Faire quelque chose de ce qu'on a fait de soi

Alors qu'il a beaucoup été question ces derniers temps des pensionnats autochtones, il m'a pris envie de lire Champion et Ooneemeetoo, 1 de Tomson Highway, un très bon roman, peut-être même un grand roman.

Champion et son jeune frère, Ooneemeetoo, deux Cris de la réserve d'Eemanapiteepitat, à 800 milles au nord de Winnipeg, au Manitoba, vont connaître le destin tragique des 150 000 enfants amérindiens victimes du système des pensionnats. La violence sexuelle, la honte de soi, la perte des repères, et leurs conséquences répercutées à l'échelle d'une vie... Highway, s'inspirant de sa propre vie, ne nous épargne rien de ce sombre épisode de l'histoire canadienne. Le contact avec les Blancs produit des effets délétères, comme en témoignent aussi le sort des prostituées cries à Winnipeg, et l'évolution de « l'Eemanapiteepitat nouveau et dynamique » (p. 98) où, suite à l'arrivée d'une compagnie minière, les maisons en rondins de pins seront remplacées par des constructions en contreplaqué, et où l'alcool fera des ravages.

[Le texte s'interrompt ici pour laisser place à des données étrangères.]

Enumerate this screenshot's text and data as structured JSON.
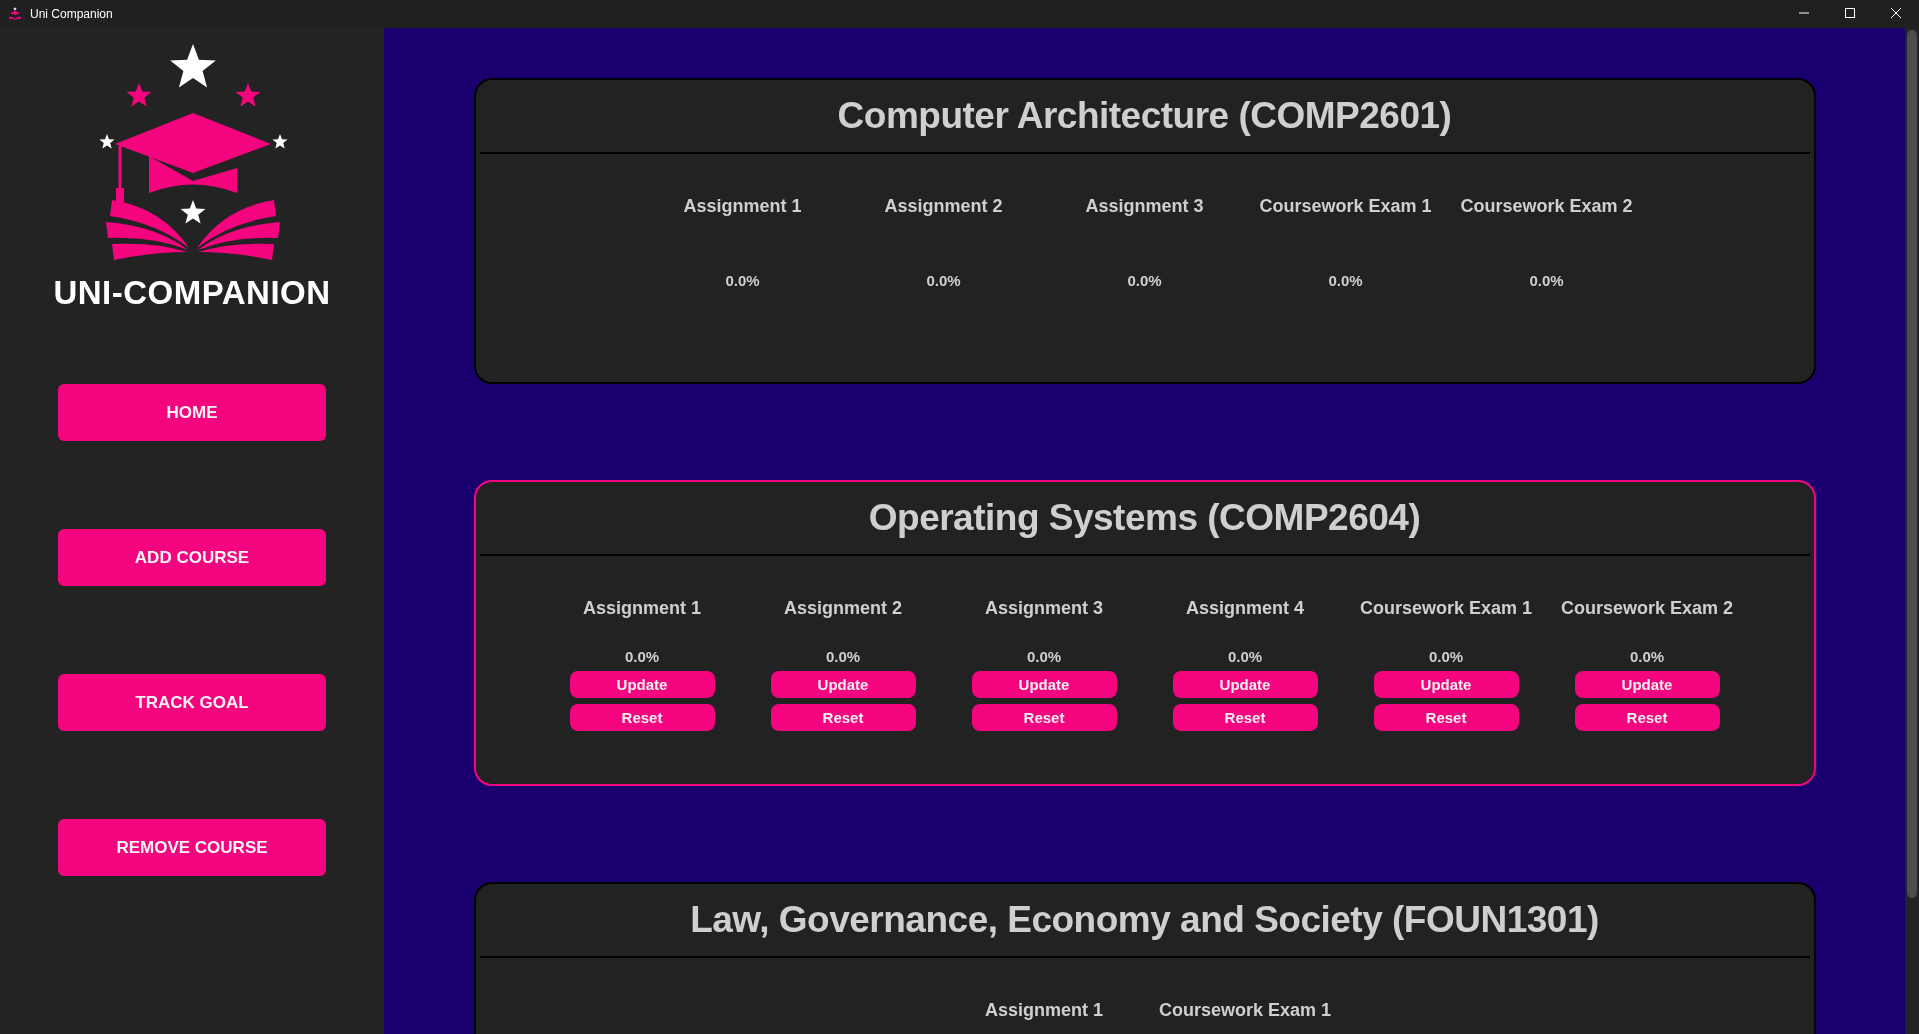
{
  "window": {
    "title": "Uni Companion"
  },
  "sidebar": {
    "logo_text": "UNI-COMPANION",
    "nav": [
      {
        "label": "HOME"
      },
      {
        "label": "ADD COURSE"
      },
      {
        "label": "TRACK GOAL"
      },
      {
        "label": "REMOVE COURSE"
      }
    ]
  },
  "courses": [
    {
      "title": "Computer Architecture (COMP2601)",
      "selected": false,
      "assessments": [
        {
          "name": "Assignment 1",
          "grade": "0.0%"
        },
        {
          "name": "Assignment 2",
          "grade": "0.0%"
        },
        {
          "name": "Assignment 3",
          "grade": "0.0%"
        },
        {
          "name": "Coursework Exam 1",
          "grade": "0.0%"
        },
        {
          "name": "Coursework Exam 2",
          "grade": "0.0%"
        }
      ]
    },
    {
      "title": "Operating Systems (COMP2604)",
      "selected": true,
      "assessments": [
        {
          "name": "Assignment 1",
          "grade": "0.0%",
          "actions": [
            "Update",
            "Reset"
          ]
        },
        {
          "name": "Assignment 2",
          "grade": "0.0%",
          "actions": [
            "Update",
            "Reset"
          ]
        },
        {
          "name": "Assignment 3",
          "grade": "0.0%",
          "actions": [
            "Update",
            "Reset"
          ]
        },
        {
          "name": "Assignment 4",
          "grade": "0.0%",
          "actions": [
            "Update",
            "Reset"
          ]
        },
        {
          "name": "Coursework Exam 1",
          "grade": "0.0%",
          "actions": [
            "Update",
            "Reset"
          ]
        },
        {
          "name": "Coursework Exam 2",
          "grade": "0.0%",
          "actions": [
            "Update",
            "Reset"
          ]
        }
      ]
    },
    {
      "title": "Law, Governance, Economy and Society (FOUN1301)",
      "selected": false,
      "assessments": [
        {
          "name": "Assignment 1"
        },
        {
          "name": "Coursework Exam 1"
        }
      ]
    }
  ]
}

Mais Highway ne s'appesantit jamais sur cette dimension politique. Ici, nul pathos, nul réquisitoire. Son récit emporte toute souffrance dans un monde imprégné de ce réalisme magique associé à Garcia Marquez, mais aussi présent plus au nord, chez un d'Éric Dupont et sa Fiancée américaine. Il s'agirait, en fait, d'un trait culturel propre aux Amérindiens, portés à amplifier toute histoire, dont Highway s'inspire afin d'amener son récit plus loin, jusqu'aux « mythes ». (p. 41) Récit où le concret participe de la même réalité que le rêve, l'imaginaire, les légendes léguées par la tradition crie, la mythologie catholique... Le monde sensible s'en trouve agrandi, et se présente comme un espace infini, signifiant et imprégnée d'une profonde spiritualité.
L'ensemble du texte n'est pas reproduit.